Larger rise in collectively negotiated wages in second quarter

11/07/2006 14:00

Collectively negotiated wage levels in the Netherlands were 1.9 percent higher in the second quarter of this year than one year previously. This is a substantially larger increase than in 2005, when it was 0.7 percent, the smallest increase since 1984.

Quarterly increases in collectively negotiated wages


The increase in collectively negotiated wages became smaller and smaller after the end of 2001. Since the third quarter of 2005, however, it has been increasing again.

More special allowances

Special allowances, among other things related to the life course savings scheme and medical expenses, account for 0.3 percent of the wage rise. Without these special allowances, the average increase would be 1.6 percent.

Highest rise for public sector

Special allowances are also increasing in the public sector, making the wage rise in this sector the largest, at 2.4 percent. In 2004 and 2005 wage increases in this sector were smallest at 0.4 percent.

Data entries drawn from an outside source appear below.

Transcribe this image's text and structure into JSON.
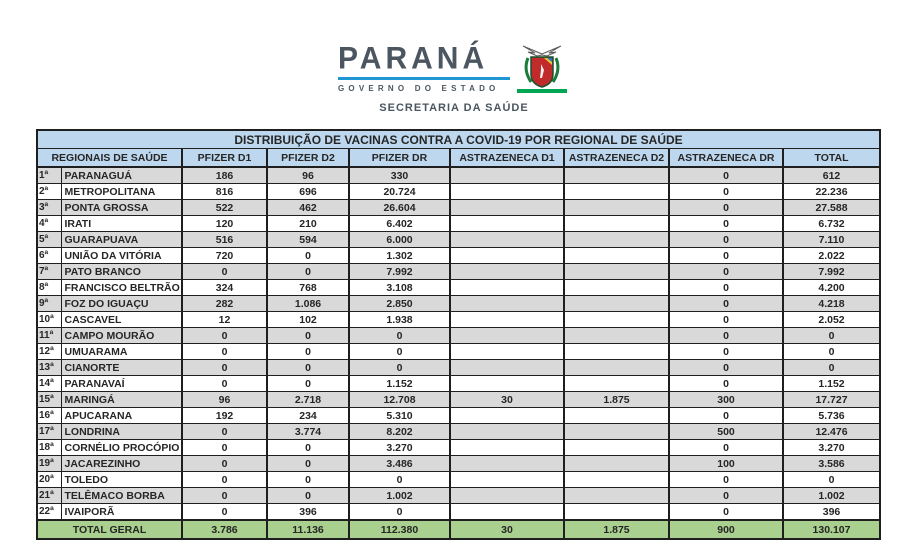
{
  "logo": {
    "brand": "PARANÁ",
    "government": "GOVERNO DO ESTADO",
    "secretary": "SECRETARIA DA SAÚDE"
  },
  "colors": {
    "header_bg": "#BDD7EE",
    "stripe_bg": "#D9D9D9",
    "total_bg": "#A9D08E",
    "border": "#1f1f1f",
    "brand_blue": "#1F97D4",
    "brand_green": "#00A651",
    "brand_text": "#4B5661"
  },
  "table": {
    "title": "DISTRIBUIÇÃO DE VACINAS CONTRA A COVID-19 POR REGIONAL DE SAÚDE",
    "columns": [
      "REGIONAIS DE SAÚDE",
      "PFIZER D1",
      "PFIZER D2",
      "PFIZER DR",
      "ASTRAZENECA D1",
      "ASTRAZENECA D2",
      "ASTRAZENECA DR",
      "TOTAL"
    ],
    "rows": [
      {
        "ordinal": "1ª",
        "name": "PARANAGUÁ",
        "values": [
          "186",
          "96",
          "330",
          "",
          "",
          "0",
          "612"
        ]
      },
      {
        "ordinal": "2ª",
        "name": "METROPOLITANA",
        "values": [
          "816",
          "696",
          "20.724",
          "",
          "",
          "0",
          "22.236"
        ]
      },
      {
        "ordinal": "3ª",
        "name": "PONTA GROSSA",
        "values": [
          "522",
          "462",
          "26.604",
          "",
          "",
          "0",
          "27.588"
        ]
      },
      {
        "ordinal": "4ª",
        "name": "IRATI",
        "values": [
          "120",
          "210",
          "6.402",
          "",
          "",
          "0",
          "6.732"
        ]
      },
      {
        "ordinal": "5ª",
        "name": "GUARAPUAVA",
        "values": [
          "516",
          "594",
          "6.000",
          "",
          "",
          "0",
          "7.110"
        ]
      },
      {
        "ordinal": "6ª",
        "name": "UNIÃO DA VITÓRIA",
        "values": [
          "720",
          "0",
          "1.302",
          "",
          "",
          "0",
          "2.022"
        ]
      },
      {
        "ordinal": "7ª",
        "name": "PATO BRANCO",
        "values": [
          "0",
          "0",
          "7.992",
          "",
          "",
          "0",
          "7.992"
        ]
      },
      {
        "ordinal": "8ª",
        "name": "FRANCISCO BELTRÃO",
        "values": [
          "324",
          "768",
          "3.108",
          "",
          "",
          "0",
          "4.200"
        ]
      },
      {
        "ordinal": "9ª",
        "name": "FOZ DO IGUAÇU",
        "values": [
          "282",
          "1.086",
          "2.850",
          "",
          "",
          "0",
          "4.218"
        ]
      },
      {
        "ordinal": "10ª",
        "name": "CASCAVEL",
        "values": [
          "12",
          "102",
          "1.938",
          "",
          "",
          "0",
          "2.052"
        ]
      },
      {
        "ordinal": "11ª",
        "name": "CAMPO MOURÃO",
        "values": [
          "0",
          "0",
          "0",
          "",
          "",
          "0",
          "0"
        ]
      },
      {
        "ordinal": "12ª",
        "name": "UMUARAMA",
        "values": [
          "0",
          "0",
          "0",
          "",
          "",
          "0",
          "0"
        ]
      },
      {
        "ordinal": "13ª",
        "name": "CIANORTE",
        "values": [
          "0",
          "0",
          "0",
          "",
          "",
          "0",
          "0"
        ]
      },
      {
        "ordinal": "14ª",
        "name": "PARANAVAÍ",
        "values": [
          "0",
          "0",
          "1.152",
          "",
          "",
          "0",
          "1.152"
        ]
      },
      {
        "ordinal": "15ª",
        "name": "MARINGÁ",
        "values": [
          "96",
          "2.718",
          "12.708",
          "30",
          "1.875",
          "300",
          "17.727"
        ]
      },
      {
        "ordinal": "16ª",
        "name": "APUCARANA",
        "values": [
          "192",
          "234",
          "5.310",
          "",
          "",
          "0",
          "5.736"
        ]
      },
      {
        "ordinal": "17ª",
        "name": "LONDRINA",
        "values": [
          "0",
          "3.774",
          "8.202",
          "",
          "",
          "500",
          "12.476"
        ]
      },
      {
        "ordinal": "18ª",
        "name": "CORNÉLIO PROCÓPIO",
        "values": [
          "0",
          "0",
          "3.270",
          "",
          "",
          "0",
          "3.270"
        ]
      },
      {
        "ordinal": "19ª",
        "name": "JACAREZINHO",
        "values": [
          "0",
          "0",
          "3.486",
          "",
          "",
          "100",
          "3.586"
        ]
      },
      {
        "ordinal": "20ª",
        "name": "TOLEDO",
        "values": [
          "0",
          "0",
          "0",
          "",
          "",
          "0",
          "0"
        ]
      },
      {
        "ordinal": "21ª",
        "name": "TELÊMACO BORBA",
        "values": [
          "0",
          "0",
          "1.002",
          "",
          "",
          "0",
          "1.002"
        ]
      },
      {
        "ordinal": "22ª",
        "name": "IVAIPORÃ",
        "values": [
          "0",
          "396",
          "0",
          "",
          "",
          "0",
          "396"
        ]
      }
    ],
    "total_row": {
      "label": "TOTAL GERAL",
      "values": [
        "3.786",
        "11.136",
        "112.380",
        "30",
        "1.875",
        "900",
        "130.107"
      ]
    }
  }
}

Collectively negotiated wage rise by sector, second quarter 2006

Two sectors already above 3 percent

Wage rises in two sectors are already back above the 3 percent level: energy and water companies (+3.6 percent) and financial institutions (+3.1 percent).

Wage rises since 1980

Collectively negotiated wages of employees rose by an average 85 percent in the period 1980-2005. In this period wages in the public sector remained substantially below those in the private sector. Between 1980 and 2005 collectively negotiated wages for government employees rose by 59 percent, while those for private sector employees nearly doubled.

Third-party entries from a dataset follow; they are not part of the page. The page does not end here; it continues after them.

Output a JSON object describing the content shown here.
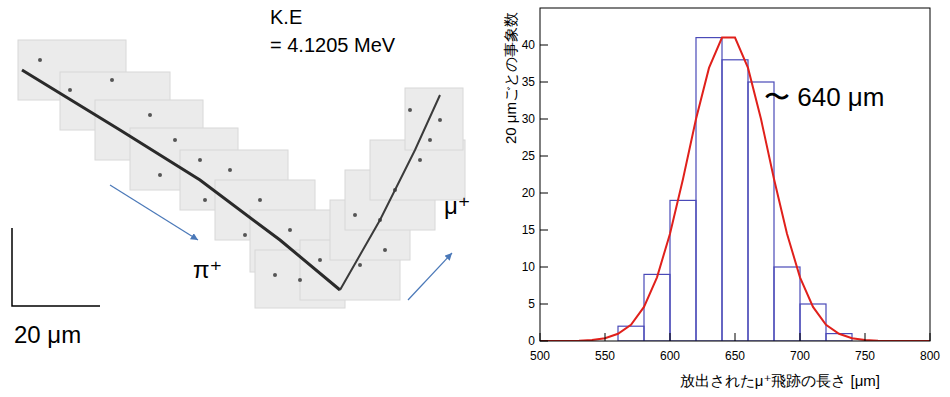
{
  "panel": {
    "energy_label": "K.E",
    "energy_value": "= 4.1205 MeV",
    "particle_in": "π⁺",
    "particle_out": "μ⁺",
    "scale_bar": "20 μm"
  },
  "chart_data": {
    "type": "histogram",
    "annotation": "〜 640 μm",
    "xlabel": "放出されたμ⁺飛跡の長さ [μm]",
    "ylabel": "20 μmごとの事象数",
    "bins": [
      560,
      580,
      600,
      620,
      640,
      660,
      680,
      700,
      720,
      740
    ],
    "values": [
      2,
      9,
      19,
      41,
      38,
      35,
      10,
      5,
      1
    ],
    "color": "#4a4ab8",
    "fit": {
      "type": "line",
      "color": "#e0201b",
      "x": [
        500,
        510,
        520,
        530,
        540,
        550,
        560,
        570,
        580,
        590,
        600,
        610,
        620,
        630,
        640,
        650,
        660,
        670,
        680,
        690,
        700,
        710,
        720,
        730,
        740,
        750,
        760,
        770,
        780,
        790,
        800
      ],
      "values": [
        0,
        0,
        0.01,
        0.04,
        0.13,
        0.38,
        0.97,
        2.2,
        4.6,
        8.6,
        14.5,
        21.9,
        30.0,
        36.9,
        41.0,
        41.0,
        36.9,
        30.0,
        21.9,
        14.5,
        8.6,
        4.6,
        2.2,
        0.97,
        0.38,
        0.13,
        0.04,
        0.01,
        0,
        0,
        0
      ]
    },
    "xlim": [
      500,
      800
    ],
    "xticks": [
      500,
      550,
      600,
      650,
      700,
      750,
      800
    ],
    "ylim": [
      0,
      45
    ],
    "yticks": [
      0,
      5,
      10,
      15,
      20,
      25,
      30,
      35,
      40
    ],
    "grid": false
  }
}
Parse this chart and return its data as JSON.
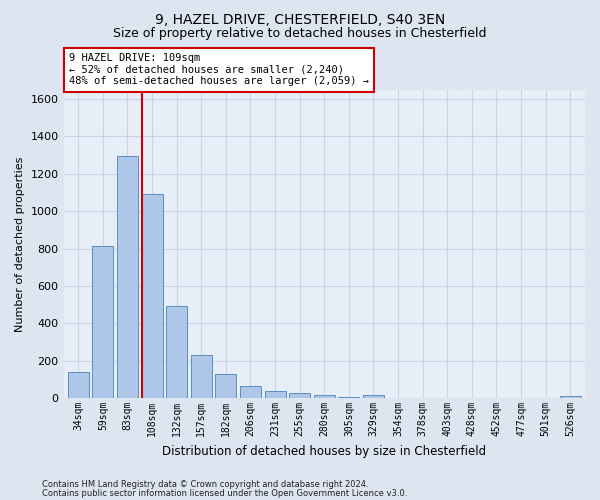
{
  "title1": "9, HAZEL DRIVE, CHESTERFIELD, S40 3EN",
  "title2": "Size of property relative to detached houses in Chesterfield",
  "xlabel": "Distribution of detached houses by size in Chesterfield",
  "ylabel": "Number of detached properties",
  "footnote1": "Contains HM Land Registry data © Crown copyright and database right 2024.",
  "footnote2": "Contains public sector information licensed under the Open Government Licence v3.0.",
  "bar_labels": [
    "34sqm",
    "59sqm",
    "83sqm",
    "108sqm",
    "132sqm",
    "157sqm",
    "182sqm",
    "206sqm",
    "231sqm",
    "255sqm",
    "280sqm",
    "305sqm",
    "329sqm",
    "354sqm",
    "378sqm",
    "403sqm",
    "428sqm",
    "452sqm",
    "477sqm",
    "501sqm",
    "526sqm"
  ],
  "bar_values": [
    140,
    815,
    1295,
    1090,
    490,
    230,
    130,
    65,
    37,
    25,
    15,
    5,
    15,
    3,
    3,
    3,
    3,
    3,
    3,
    3,
    10
  ],
  "bar_color": "#aec6e8",
  "bar_edge_color": "#5a8fc0",
  "vline_index": 3,
  "vline_color": "#cc0000",
  "annotation_line1": "9 HAZEL DRIVE: 109sqm",
  "annotation_line2": "← 52% of detached houses are smaller (2,240)",
  "annotation_line3": "48% of semi-detached houses are larger (2,059) →",
  "annotation_box_color": "#ffffff",
  "annotation_box_edge": "#cc0000",
  "ylim": [
    0,
    1650
  ],
  "yticks": [
    0,
    200,
    400,
    600,
    800,
    1000,
    1200,
    1400,
    1600
  ],
  "background_color": "#dde5f0",
  "plot_bg_color": "#e8eef7",
  "grid_color": "#c8d4e8",
  "title1_fontsize": 10,
  "title2_fontsize": 9
}
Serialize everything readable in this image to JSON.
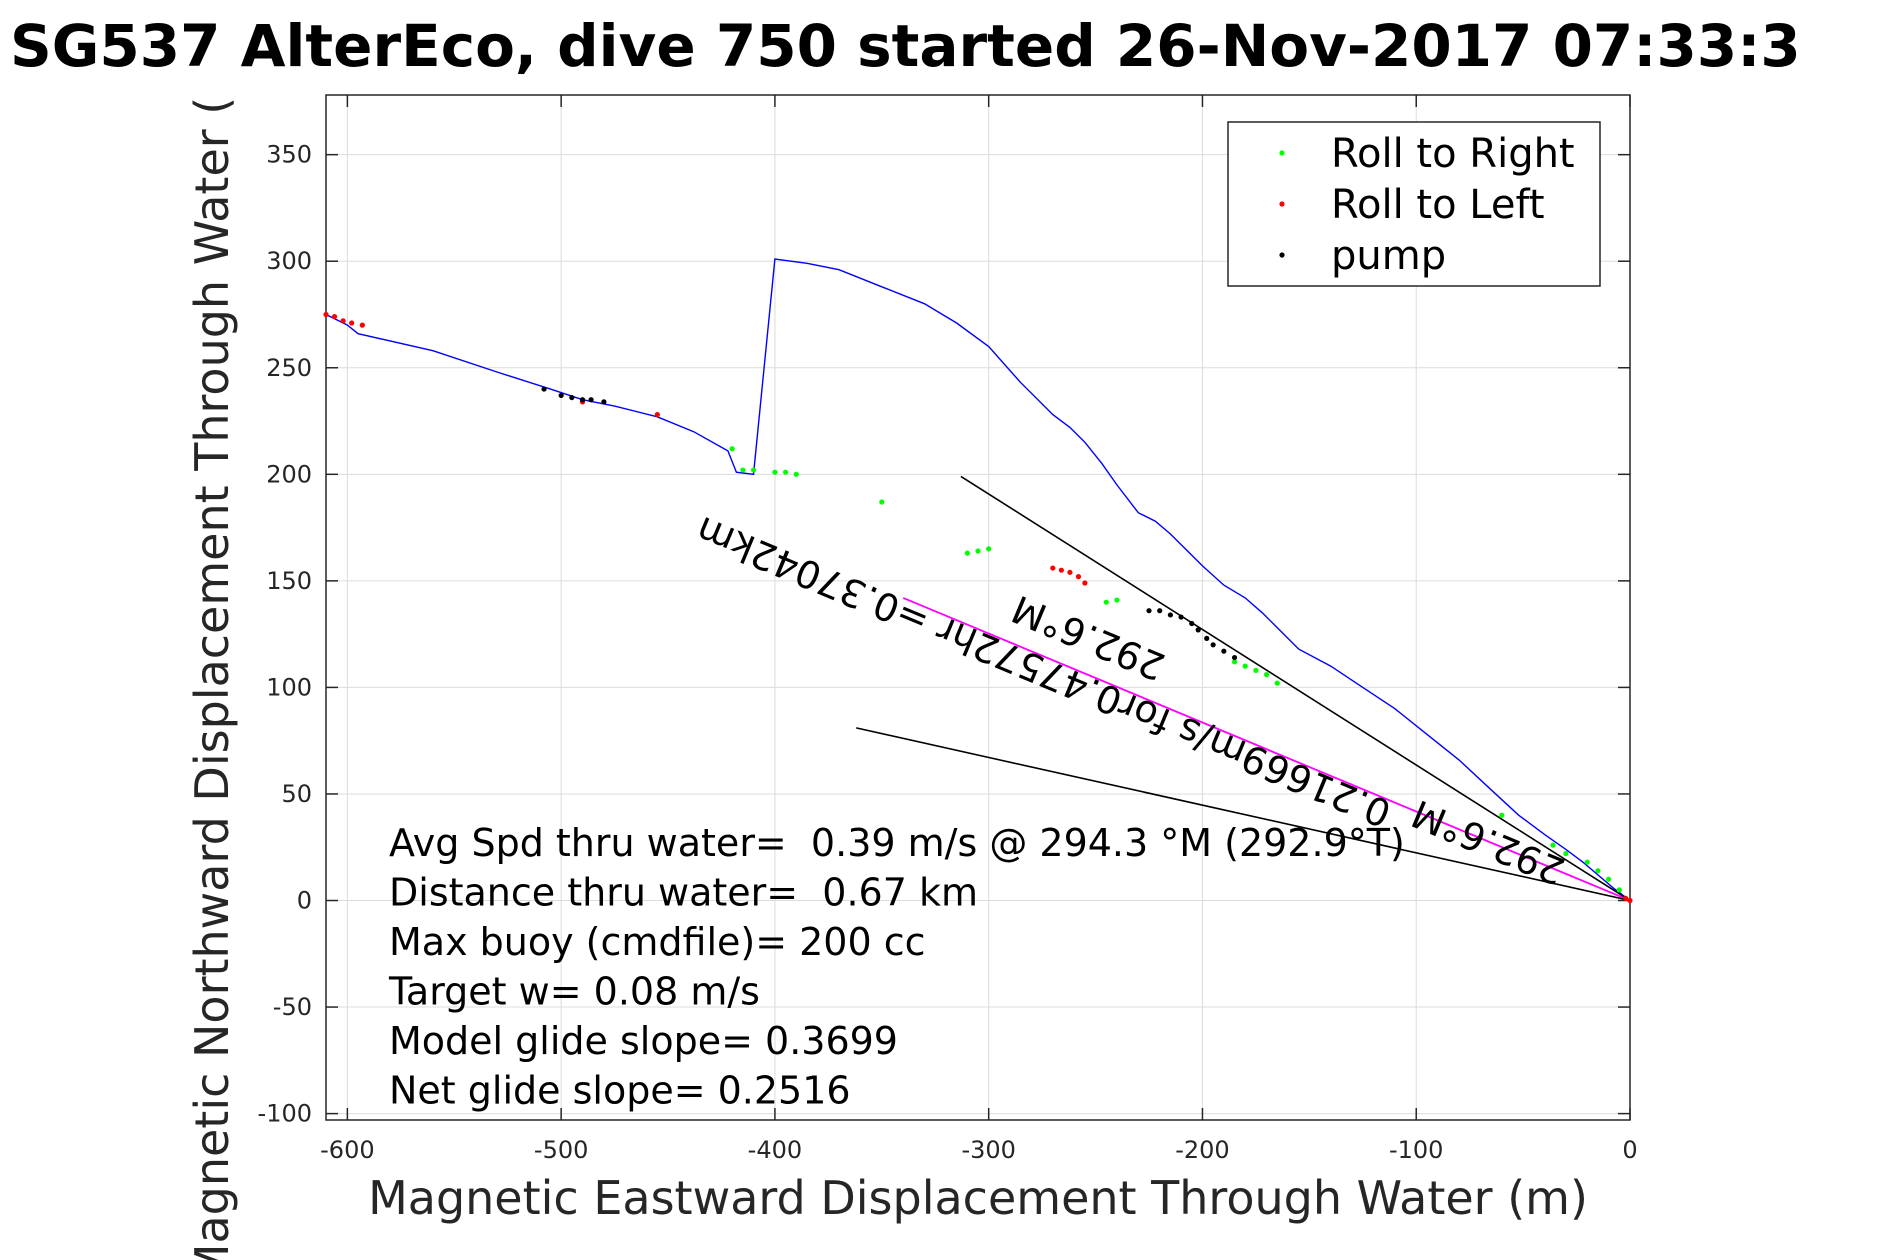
{
  "chart_data": {
    "type": "line",
    "title": "SG537 AlterEco, dive 750 started 26-Nov-2017 07:33:3",
    "xlabel": "Magnetic Eastward Displacement Through Water (m)",
    "ylabel": "Magnetic Northward Displacement Through Water (",
    "xlim": [
      -610,
      0
    ],
    "ylim": [
      -103,
      378
    ],
    "xticks": [
      -600,
      -500,
      -400,
      -300,
      -200,
      -100,
      0
    ],
    "xtick_labels": [
      "-600",
      "-500",
      "-400",
      "-300",
      "-200",
      "-100",
      "0"
    ],
    "yticks": [
      -100,
      -50,
      0,
      50,
      100,
      150,
      200,
      250,
      300,
      350
    ],
    "ytick_labels": [
      "-100",
      "-50",
      "0",
      "50",
      "100",
      "150",
      "200",
      "250",
      "300",
      "350"
    ],
    "grid": true,
    "legend_position": "top-right",
    "colors": {
      "track": "#0000ff",
      "roll_right": "#00ff00",
      "roll_left": "#ff0000",
      "pump": "#000000",
      "mean": "#ff00ff",
      "bounds": "#000000"
    },
    "series": [
      {
        "name": "",
        "kind": "track",
        "x": [
          0,
          -8,
          -15,
          -22,
          -30,
          -40,
          -52,
          -65,
          -80,
          -95,
          -110,
          -125,
          -140,
          -155,
          -165,
          -172,
          -180,
          -190,
          -200,
          -208,
          -215,
          -222,
          -230,
          -240,
          -247,
          -255,
          -262,
          -270,
          -285,
          -300,
          -315,
          -330,
          -350,
          -370,
          -385,
          -400,
          -410,
          -418,
          -422,
          -438,
          -455,
          -475,
          -490,
          -505,
          -530,
          -560,
          -595,
          -600,
          -606,
          -610
        ],
        "y": [
          0,
          6,
          12,
          18,
          24,
          31,
          40,
          52,
          66,
          78,
          90,
          100,
          110,
          118,
          128,
          135,
          142,
          148,
          157,
          165,
          172,
          178,
          182,
          195,
          205,
          215,
          222,
          228,
          243,
          260,
          271,
          280,
          288,
          296,
          299,
          301,
          200,
          201,
          211,
          220,
          227,
          232,
          235,
          240,
          248,
          258,
          266,
          270,
          273,
          275
        ]
      },
      {
        "name": "Roll to Right",
        "kind": "markers",
        "x": [
          -5,
          -10,
          -15,
          -20,
          -30,
          -36,
          -60,
          -165,
          -170,
          -175,
          -180,
          -185,
          -240,
          -245,
          -300,
          -305,
          -310,
          -350,
          -390,
          -395,
          -400,
          -410,
          -415,
          -420
        ],
        "y": [
          5,
          10,
          14,
          18,
          22,
          26,
          40,
          102,
          106,
          108,
          110,
          112,
          141,
          140,
          165,
          164,
          163,
          187,
          200,
          201,
          201,
          202,
          202,
          212
        ]
      },
      {
        "name": "Roll to Left",
        "kind": "markers",
        "x": [
          0,
          -2,
          -255,
          -258,
          -262,
          -266,
          -270,
          -455,
          -490,
          -593,
          -598,
          -602,
          -606,
          -610
        ],
        "y": [
          0,
          1,
          149,
          152,
          154,
          155,
          156,
          228,
          234,
          270,
          271,
          272,
          274,
          275
        ]
      },
      {
        "name": "pump",
        "kind": "markers",
        "x": [
          -185,
          -190,
          -195,
          -198,
          -202,
          -205,
          -210,
          -215,
          -220,
          -225,
          -480,
          -486,
          -490,
          -495,
          -500,
          -508
        ],
        "y": [
          114,
          117,
          120,
          123,
          127,
          130,
          133,
          134,
          136,
          136,
          234,
          235,
          235,
          236,
          237,
          240
        ]
      },
      {
        "name": "",
        "kind": "mean-line",
        "x": [
          0,
          -340
        ],
        "y": [
          0,
          142
        ]
      },
      {
        "name": "",
        "kind": "bound-line",
        "x": [
          0,
          -313
        ],
        "y": [
          0,
          199
        ]
      },
      {
        "name": "",
        "kind": "bound-line",
        "x": [
          0,
          -362
        ],
        "y": [
          0,
          81
        ]
      }
    ],
    "rotated_labels": [
      {
        "text": "292.6°M",
        "x": -251,
        "y": 129,
        "angle": 202.6
      },
      {
        "text": "0.21669m/s for0.47572hr =0.37042km",
        "x": -272,
        "y": 113,
        "angle": 202.6
      },
      {
        "text": "292.6°M",
        "x": -64,
        "y": 33,
        "angle": 202.6
      }
    ],
    "annotations": [
      "Avg Spd thru water=  0.39 m/s @ 294.3 °M (292.9°T)",
      "Distance thru water=  0.67 km",
      "Max buoy (cmdfile)= 200 cc",
      "Target w= 0.08 m/s",
      "Model glide slope= 0.3699",
      "Net glide slope= 0.2516"
    ]
  }
}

Wage rises per sector, 1980-2005

Difference stems from early eighties

The difference in the increase in collectively negotiated wages between government and private sector started in the first half of the 1980s. Between 1980 and 1985 private sector wages rose by 20 percent, while those for government workers fell by 2 percent. The latter was the result of budget restriction measures by the government, affecting civil servant salaries among other things.
After 1985 the development in collectively negotiated wages in public and the private sector were about the same: between 1985 and 2005 wages for government employees rose by 62 percent, those for private sector employees by 63 percent.